Here is the $1$-type case. I assume all spaces are of the homotopy type of CW. Let me write $haut(X)$ (resp. $haut_*(X)$) for the monoid of self-equivalences (resp. pointed ones) to avoid posible confusion with the group-theoretic notation. These spaces have the correct homotopy type by our assumption.


From [*All Groups are Outer Automorphism Groups of Simple Groups*](http://dx.doi.org/10.1112/S0024610701002484) by Droste,
Giraudet and Göbel, for every discrete group $G$ we can write $G\cong out(S)$ where $S$ is simple. Recall the exact sequence $0\to Z(S)\to S\to aut(S)\to out(S)\to 0$. If $S$ is abelian we are done, so we can assume $S$ has trivial center.

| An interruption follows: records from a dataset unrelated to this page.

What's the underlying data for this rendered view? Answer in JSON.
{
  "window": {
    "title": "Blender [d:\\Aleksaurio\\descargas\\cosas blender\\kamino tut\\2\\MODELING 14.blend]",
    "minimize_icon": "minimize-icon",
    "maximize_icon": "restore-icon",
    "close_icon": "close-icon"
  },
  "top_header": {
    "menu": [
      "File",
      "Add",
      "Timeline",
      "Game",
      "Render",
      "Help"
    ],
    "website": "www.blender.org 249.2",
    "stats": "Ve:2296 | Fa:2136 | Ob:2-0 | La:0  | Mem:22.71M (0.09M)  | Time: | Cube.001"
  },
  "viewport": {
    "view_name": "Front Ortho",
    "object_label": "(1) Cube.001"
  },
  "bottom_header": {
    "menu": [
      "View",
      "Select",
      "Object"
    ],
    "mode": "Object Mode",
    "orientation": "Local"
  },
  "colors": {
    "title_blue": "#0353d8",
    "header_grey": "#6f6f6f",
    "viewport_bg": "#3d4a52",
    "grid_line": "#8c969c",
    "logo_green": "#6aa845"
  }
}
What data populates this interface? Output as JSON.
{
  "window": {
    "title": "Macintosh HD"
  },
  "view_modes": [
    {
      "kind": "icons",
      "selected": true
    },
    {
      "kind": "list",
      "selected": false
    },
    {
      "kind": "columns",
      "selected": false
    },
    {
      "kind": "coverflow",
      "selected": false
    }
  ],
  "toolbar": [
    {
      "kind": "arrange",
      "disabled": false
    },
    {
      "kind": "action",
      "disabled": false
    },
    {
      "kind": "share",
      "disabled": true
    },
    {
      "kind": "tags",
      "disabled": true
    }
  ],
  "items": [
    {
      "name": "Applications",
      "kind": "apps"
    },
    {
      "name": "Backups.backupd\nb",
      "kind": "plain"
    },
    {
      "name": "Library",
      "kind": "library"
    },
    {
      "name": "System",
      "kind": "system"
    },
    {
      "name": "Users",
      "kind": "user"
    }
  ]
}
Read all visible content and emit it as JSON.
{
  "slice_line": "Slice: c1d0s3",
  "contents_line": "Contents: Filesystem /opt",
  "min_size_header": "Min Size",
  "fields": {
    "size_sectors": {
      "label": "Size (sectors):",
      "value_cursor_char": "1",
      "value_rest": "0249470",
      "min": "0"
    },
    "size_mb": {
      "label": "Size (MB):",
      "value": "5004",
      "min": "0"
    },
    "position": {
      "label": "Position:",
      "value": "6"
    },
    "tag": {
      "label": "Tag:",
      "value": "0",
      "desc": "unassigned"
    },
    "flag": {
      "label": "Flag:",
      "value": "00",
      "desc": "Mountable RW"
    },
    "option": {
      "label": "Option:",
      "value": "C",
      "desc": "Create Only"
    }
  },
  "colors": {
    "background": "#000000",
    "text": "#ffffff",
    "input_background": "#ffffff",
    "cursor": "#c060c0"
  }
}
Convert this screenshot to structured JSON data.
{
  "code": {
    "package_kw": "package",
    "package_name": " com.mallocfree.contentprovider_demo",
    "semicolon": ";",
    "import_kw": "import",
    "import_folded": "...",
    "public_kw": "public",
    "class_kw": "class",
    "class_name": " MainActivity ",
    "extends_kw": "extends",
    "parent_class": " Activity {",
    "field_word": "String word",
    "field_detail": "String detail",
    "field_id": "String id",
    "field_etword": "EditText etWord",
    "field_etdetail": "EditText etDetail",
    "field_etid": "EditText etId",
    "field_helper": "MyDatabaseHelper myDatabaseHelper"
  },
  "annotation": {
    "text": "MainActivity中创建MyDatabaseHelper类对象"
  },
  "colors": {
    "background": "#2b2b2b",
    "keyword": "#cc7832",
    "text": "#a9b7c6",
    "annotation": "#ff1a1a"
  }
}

Looping down the universal fibration with fiber $BS$ we have the homotopy principal fiber sequence
$S\to haut_*(BS)\to haut(BS)$ and thus $haut_*(BS)//S\simeq haut(BS)$. But $haut_*(BS)\simeq aut(S)$ and $S\to aut(S)$ is injective so the homotopy quotient $haut_*(BS)//S$ is the (ordinary) quotient $aut(S)/S\cong out(S)\cong G$.
Hence, $G\simeq haut(BS)$.